O controle absoluto do Hezbollah sobre o Líbano levou ao atual colapso econômico catastrófico. Como resultado, aproximadamente 80 por cento da população do Líbano vive agora na pobreza, de acordo com um estudo de setembro publicado pelo Escritório da ONU para a Coordenação de Assuntos Humanitários.

Em mais um golpe para o país, a libra libanesa na terça-feira cruzou o limiar simbólico de 30.000 por dólar no mercado negro em uma nova baixa recorde, de acordo com sites que monitoram a taxa de câmbio.

O Coronel das IDF (aposentado) Dr. Jacques Neriah, um analista especial para o Oriente Médio no Centro de Relações Públicas de Jerusalém, disse ao JNS que o Hezbollah e Amal “fizeram todo o possível para paralisar o governo e impor seu governo”.

Foi a aliança de Aoun com o Hezbollah que lhe permitiu assumir a presidência do país em 2016, e o apoio anterior de seu partido cristão maronita ao Hezbollah permitiu ao grupo alguma liberdade política. No entanto, esta aliança estratégica agora se tornou tensa, particularmente na corrida para as eleições do Líbano programadas para 15 de maio.

O presidente libanês Michel Aoun. Crédito: Wikimedia Commons.

Enquanto alguns podem esperar que a denúncia velada, embora pública, de Aoun do Hezbollah possa levar a mudanças e possivelmente até o banimento do grupo terrorista, outros são menos otimistas.

Eyal Zisser, vice-reitor da Universidade de Tel Aviv e professor do Departamento de História do Oriente Médio da escola, disse ao JNS que tais ambições são irrealistas.

“Temo que isso não aconteça”, disse ele. “O Hezbollah está profundamente enraizado na sociedade xiita.”

Na opinião de Zisser, livrar o Líbano do Hezbollah “terá que esperar”.

Somando-se às desgraças do Líbano, o país se viu em desacordo com o Conselho de Cooperação do Golfo (GCC), que inclui Arábia Saudita, Bahrein, Emirados Árabes Unidos e Kuwait, depois que o Ministro da Informação do Líbano, George Kordahi, criticou a intervenção militar liderada pelos sauditas no Iêmen durante uma entrevista que foi ao ar em setembro.

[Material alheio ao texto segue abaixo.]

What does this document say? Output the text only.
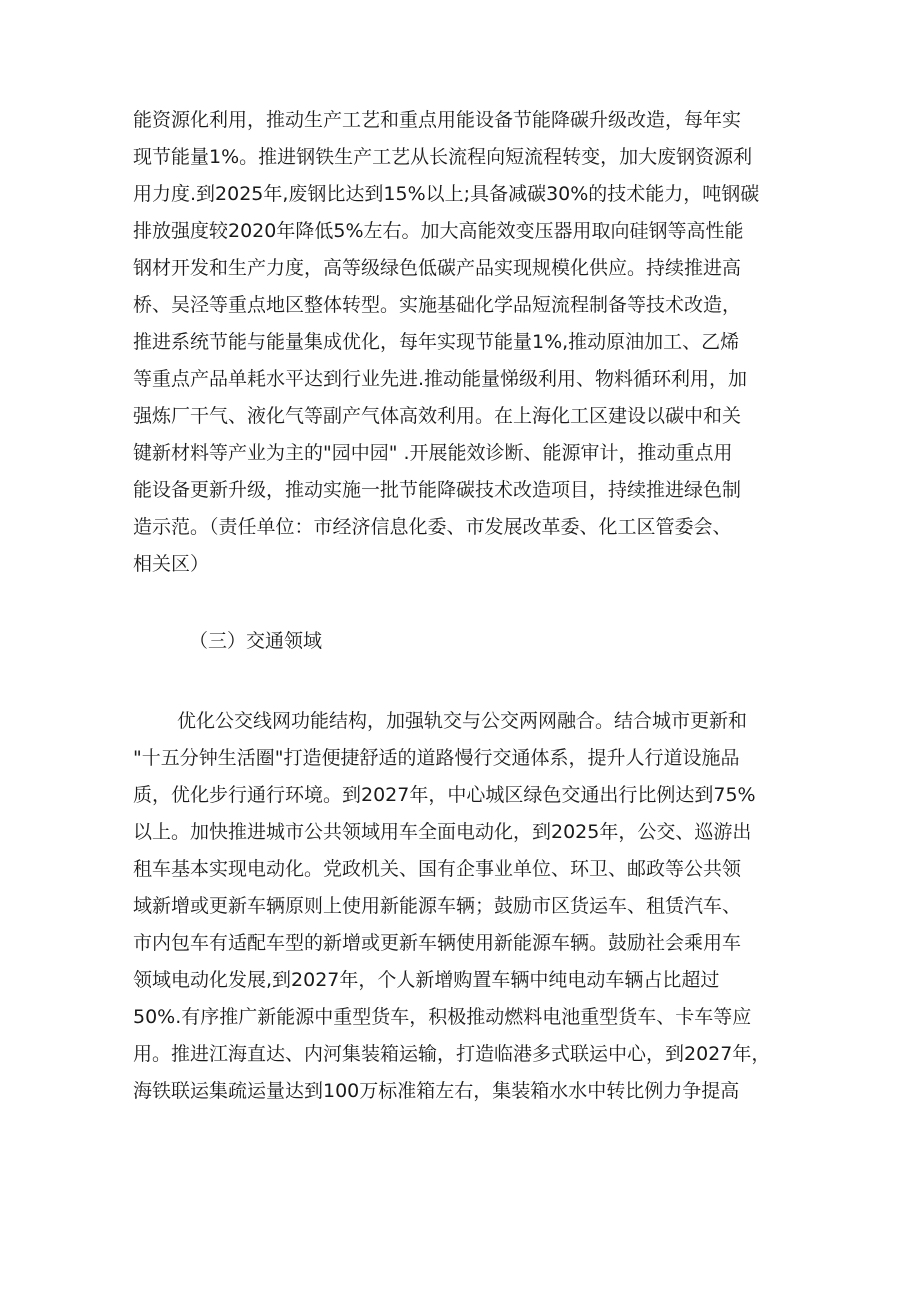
能资源化利用，推动生产工艺和重点用能设备节能降碳升级改造，每年实
现节能量1%。推进钢铁生产工艺从长流程向短流程转变，加大废钢资源利
用力度.到2025年,废钢比达到15%以上;具备减碳30%的技术能力，吨钢碳
排放强度较2020年降低5%左右。加大高能效变压器用取向硅钢等高性能
钢材开发和生产力度，高等级绿色低碳产品实现规模化供应。持续推进高
桥、吴泾等重点地区整体转型。实施基础化学品短流程制备等技术改造，
推进系统节能与能量集成优化，每年实现节能量1%,推动原油加工、乙烯
等重点产品单耗水平达到行业先进.推动能量悌级利用、物料循环利用，加
强炼厂干气、液化气等副产气体高效利用。在上海化工区建设以碳中和关
键新材料等产业为主的"园中园" .开展能效诊断、能源审计，推动重点用
能设备更新升级，推动实施一批节能降碳技术改造项目，持续推进绿色制
造示范。（责任单位：市经济信息化委、市发展改革委、化工区管委会、
相关区）
（三）交通领域
优化公交线网功能结构，加强轨交与公交两网融合。结合城市更新和
"十五分钟生活圈"打造便捷舒适的道路慢行交通体系，提升人行道设施品
质，优化步行通行环境。到2027年，中心城区绿色交通出行比例达到75%
以上。加快推进城市公共领域用车全面电动化，到2025年，公交、巡游出
租车基本实现电动化。党政机关、国有企事业单位、环卫、邮政等公共领
域新增或更新车辆原则上使用新能源车辆；鼓励市区货运车、租赁汽车、
市内包车有适配车型的新增或更新车辆使用新能源车辆。鼓励社会乘用车
领域电动化发展,到2027年，个人新增购置车辆中纯电动车辆占比超过
50%.有序推广新能源中重型货车，积极推动燃料电池重型货车、卡车等应
用。推进江海直达、内河集装箱运输，打造临港多式联运中心，到2027年，
海铁联运集疏运量达到100万标准箱左右，集装箱水水中转比例力争提高
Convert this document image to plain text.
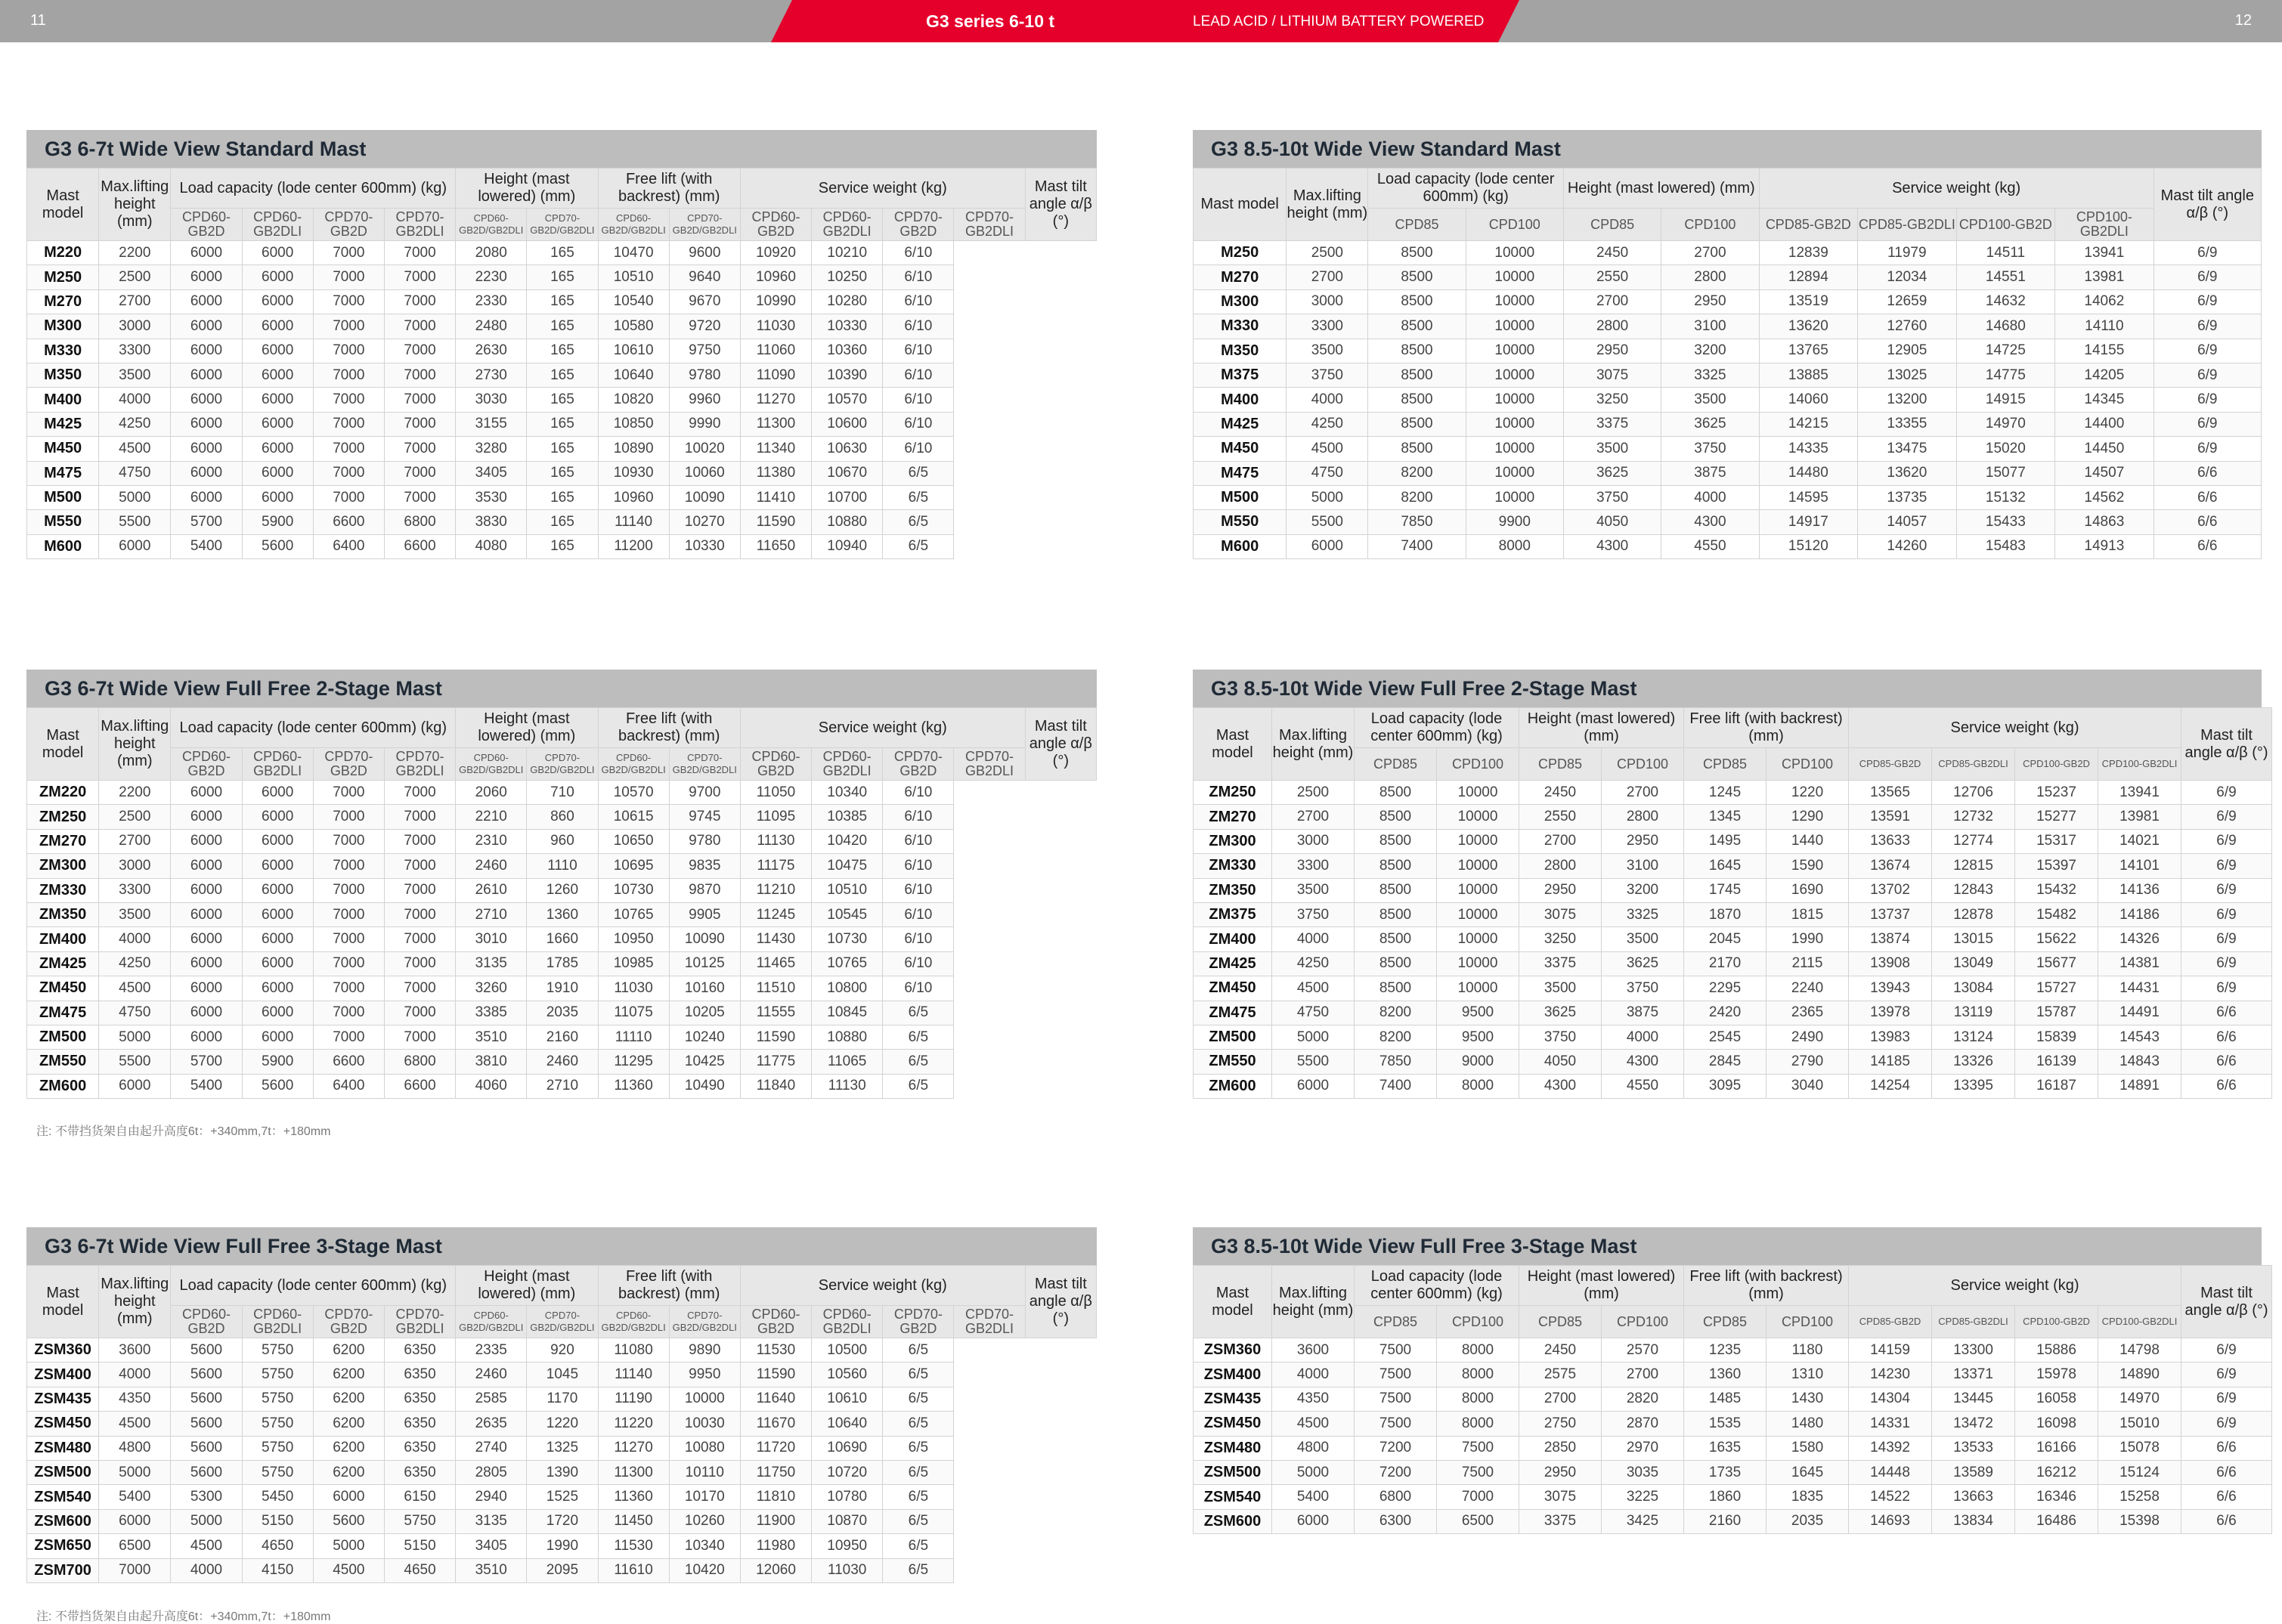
11	G3 series 6-10 t	LEAD ACID / LITHIUM BATTERY POWERED	12
G3 6-7t Wide View Standard Mast
Mast model	Max.lifting height (mm)	Load capacity (lode center 600mm) (kg)				Height (mast lowered) (mm)		Free lift (with backrest) (mm)		Service weight (kg)				Mast tilt angle α/β (°)
		CPD60-GB2D	CPD60-GB2DLI	CPD70-GB2D	CPD70-GB2DLI	CPD60-GB2D/GB2DLI	CPD70-GB2D/GB2DLI	CPD60-GB2D/GB2DLI	CPD70-GB2D/GB2DLI	CPD60-GB2D	CPD60-GB2DLI	CPD70-GB2D	CPD70-GB2DLI	
M220	2200	6000	6000	7000	7000	2080	165	10470	9600	10920	10210	6/10		
M250	2500	6000	6000	7000	7000	2230	165	10510	9640	10960	10250	6/10		
M270	2700	6000	6000	7000	7000	2330	165	10540	9670	10990	10280	6/10		
M300	3000	6000	6000	7000	7000	2480	165	10580	9720	11030	10330	6/10		
M330	3300	6000	6000	7000	7000	2630	165	10610	9750	11060	10360	6/10		
M350	3500	6000	6000	7000	7000	2730	165	10640	9780	11090	10390	6/10		
M400	4000	6000	6000	7000	7000	3030	165	10820	9960	11270	10570	6/10		
M425	4250	6000	6000	7000	7000	3155	165	10850	9990	11300	10600	6/10		
M450	4500	6000	6000	7000	7000	3280	165	10890	10020	11340	10630	6/10		
M475	4750	6000	6000	7000	7000	3405	165	10930	10060	11380	10670	6/5		
M500	5000	6000	6000	7000	7000	3530	165	10960	10090	11410	10700	6/5		
M550	5500	5700	5900	6600	6800	3830	165	11140	10270	11590	10880	6/5		
M600	6000	5400	5600	6400	6600	4080	165	11200	10330	11650	10940	6/5		
G3 6-7t Wide View Full Free 2-Stage Mast
Mast model	Max.lifting height (mm)	Load capacity (lode center 600mm) (kg)				Height (mast lowered) (mm)		Free lift (with backrest) (mm)		Service weight (kg)				Mast tilt angle α/β (°)
		CPD60-GB2D	CPD60-GB2DLI	CPD70-GB2D	CPD70-GB2DLI	CPD60-GB2D/GB2DLI	CPD70-GB2D/GB2DLI	CPD60-GB2D/GB2DLI	CPD70-GB2D/GB2DLI	CPD60-GB2D	CPD60-GB2DLI	CPD70-GB2D	CPD70-GB2DLI	
ZM220	2200	6000	6000	7000	7000	2060	710	10570	9700	11050	10340	6/10		
ZM250	2500	6000	6000	7000	7000	2210	860	10615	9745	11095	10385	6/10		
ZM270	2700	6000	6000	7000	7000	2310	960	10650	9780	11130	10420	6/10		
ZM300	3000	6000	6000	7000	7000	2460	1110	10695	9835	11175	10475	6/10		
ZM330	3300	6000	6000	7000	7000	2610	1260	10730	9870	11210	10510	6/10		
ZM350	3500	6000	6000	7000	7000	2710	1360	10765	9905	11245	10545	6/10		
ZM400	4000	6000	6000	7000	7000	3010	1660	10950	10090	11430	10730	6/10		
ZM425	4250	6000	6000	7000	7000	3135	1785	10985	10125	11465	10765	6/10		
ZM450	4500	6000	6000	7000	7000	3260	1910	11030	10160	11510	10800	6/10		
ZM475	4750	6000	6000	7000	7000	3385	2035	11075	10205	11555	10845	6/5		
ZM500	5000	6000	6000	7000	7000	3510	2160	11110	10240	11590	10880	6/5		
ZM550	5500	5700	5900	6600	6800	3810	2460	11295	10425	11775	11065	6/5		
ZM600	6000	5400	5600	6400	6600	4060	2710	11360	10490	11840	11130	6/5		
注: 不带挡货架自由起升高度6t：+340mm,7t：+180mm
G3 6-7t Wide View Full Free 3-Stage Mast
Mast model	Max.lifting height (mm)	Load capacity (lode center 600mm) (kg)				Height (mast lowered) (mm)		Free lift (with backrest) (mm)		Service weight (kg)				Mast tilt angle α/β (°)
		CPD60-GB2D	CPD60-GB2DLI	CPD70-GB2D	CPD70-GB2DLI	CPD60-GB2D/GB2DLI	CPD70-GB2D/GB2DLI	CPD60-GB2D/GB2DLI	CPD70-GB2D/GB2DLI	CPD60-GB2D	CPD60-GB2DLI	CPD70-GB2D	CPD70-GB2DLI	
ZSM360	3600	5600	5750	6200	6350	2335	920	11080	9890	11530	10500	6/5		
ZSM400	4000	5600	5750	6200	6350	2460	1045	11140	9950	11590	10560	6/5		
ZSM435	4350	5600	5750	6200	6350	2585	1170	11190	10000	11640	10610	6/5		
ZSM450	4500	5600	5750	6200	6350	2635	1220	11220	10030	11670	10640	6/5		
ZSM480	4800	5600	5750	6200	6350	2740	1325	11270	10080	11720	10690	6/5		
ZSM500	5000	5600	5750	6200	6350	2805	1390	11300	10110	11750	10720	6/5		
ZSM540	5400	5300	5450	6000	6150	2940	1525	11360	10170	11810	10780	6/5		
ZSM600	6000	5000	5150	5600	5750	3135	1720	11450	10260	11900	10870	6/5		
ZSM650	6500	4500	4650	5000	5150	3405	1990	11530	10340	11980	10950	6/5		
ZSM700	7000	4000	4150	4500	4650	3510	2095	11610	10420	12060	11030	6/5		
注: 不带挡货架自由起升高度6t：+340mm,7t：+180mm
G3 8.5-10t Wide View Standard Mast
Mast model	Max.lifting height (mm)	Load capacity (lode center 600mm) (kg)		Height (mast lowered) (mm)		Service weight (kg)				Mast tilt angle α/β (°)
		CPD85	CPD100	CPD85	CPD100	CPD85-GB2D	CPD85-GB2DLI	CPD100-GB2D	CPD100-GB2DLI	
M250	2500	8500	10000	2450	2700	12839	11979	14511	13941	6/9
M270	2700	8500	10000	2550	2800	12894	12034	14551	13981	6/9
M300	3000	8500	10000	2700	2950	13519	12659	14632	14062	6/9
M330	3300	8500	10000	2800	3100	13620	12760	14680	14110	6/9
M350	3500	8500	10000	2950	3200	13765	12905	14725	14155	6/9
M375	3750	8500	10000	3075	3325	13885	13025	14775	14205	6/9
M400	4000	8500	10000	3250	3500	14060	13200	14915	14345	6/9
M425	4250	8500	10000	3375	3625	14215	13355	14970	14400	6/9
M450	4500	8500	10000	3500	3750	14335	13475	15020	14450	6/9
M475	4750	8200	10000	3625	3875	14480	13620	15077	14507	6/6
M500	5000	8200	10000	3750	4000	14595	13735	15132	14562	6/6
M550	5500	7850	9900	4050	4300	14917	14057	15433	14863	6/6
M600	6000	7400	8000	4300	4550	15120	14260	15483	14913	6/6
G3 8.5-10t Wide View Full Free 2-Stage Mast
Mast model	Max.lifting height (mm)	Load capacity (lode center 600mm) (kg)		Height (mast lowered) (mm)		Free lift (with backrest) (mm)		Service weight (kg)				Mast tilt angle α/β (°)
		CPD85	CPD100	CPD85	CPD100	CPD85	CPD100	CPD85-GB2D	CPD85-GB2DLI	CPD100-GB2D	CPD100-GB2DLI	
ZM250	2500	8500	10000	2450	2700	1245	1220	13565	12706	15237	13941	6/9
ZM270	2700	8500	10000	2550	2800	1345	1290	13591	12732	15277	13981	6/9
ZM300	3000	8500	10000	2700	2950	1495	1440	13633	12774	15317	14021	6/9
ZM330	3300	8500	10000	2800	3100	1645	1590	13674	12815	15397	14101	6/9
ZM350	3500	8500	10000	2950	3200	1745	1690	13702	12843	15432	14136	6/9
ZM375	3750	8500	10000	3075	3325	1870	1815	13737	12878	15482	14186	6/9
ZM400	4000	8500	10000	3250	3500	2045	1990	13874	13015	15622	14326	6/9
ZM425	4250	8500	10000	3375	3625	2170	2115	13908	13049	15677	14381	6/9
ZM450	4500	8500	10000	3500	3750	2295	2240	13943	13084	15727	14431	6/9
ZM475	4750	8200	9500	3625	3875	2420	2365	13978	13119	15787	14491	6/6
ZM500	5000	8200	9500	3750	4000	2545	2490	13983	13124	15839	14543	6/6
ZM550	5500	7850	9000	4050	4300	2845	2790	14185	13326	16139	14843	6/6
ZM600	6000	7400	8000	4300	4550	3095	3040	14254	13395	16187	14891	6/6
G3 8.5-10t Wide View Full Free 3-Stage Mast
Mast model	Max.lifting height (mm)	Load capacity (lode center 600mm) (kg)		Height (mast lowered) (mm)		Free lift (with backrest) (mm)		Service weight (kg)				Mast tilt angle α/β (°)
		CPD85	CPD100	CPD85	CPD100	CPD85	CPD100	CPD85-GB2D	CPD85-GB2DLI	CPD100-GB2D	CPD100-GB2DLI	
ZSM360	3600	7500	8000	2450	2570	1235	1180	14159	13300	15886	14798	6/9
ZSM400	4000	7500	8000	2575	2700	1360	1310	14230	13371	15978	14890	6/9
ZSM435	4350	7500	8000	2700	2820	1485	1430	14304	13445	16058	14970	6/9
ZSM450	4500	7500	8000	2750	2870	1535	1480	14331	13472	16098	15010	6/9
ZSM480	4800	7200	7500	2850	2970	1635	1580	14392	13533	16166	15078	6/6
ZSM500	5000	7200	7500	2950	3035	1735	1645	14448	13589	16212	15124	6/6
ZSM540	5400	6800	7000	3075	3225	1860	1835	14522	13663	16346	15258	6/6
ZSM600	6000	6300	6500	3375	3425	2160	2035	14693	13834	16486	15398	6/6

Em reação, a Arábia Saudita expulsou o embaixador do Líbano, proibiu todas as importações do país e proibiu seus cidadãos de viajar para o Líbano.

A Arábia Saudita também criticou o fracasso do Líbano em impedir a exportação de drogas de portos controlados pelo Hezbollah para o Reino e criticou o sequestro do governo do Líbano pelo Hezbollah. Os sauditas também criticaram o Hezbollah por fornecer apoio e treinamento à milícia terrorista Houthi.

O secretário-geral do Hezbollah, Hassan Nasrallah, profere um discurso marcando o “Dia da Resistência e da Libertação”, em 25 de maio de 2021, comemorando a “libertação do sul do Líbano” em 2000 e a “vitória palestina” em 2021. Fonte: Al Manar.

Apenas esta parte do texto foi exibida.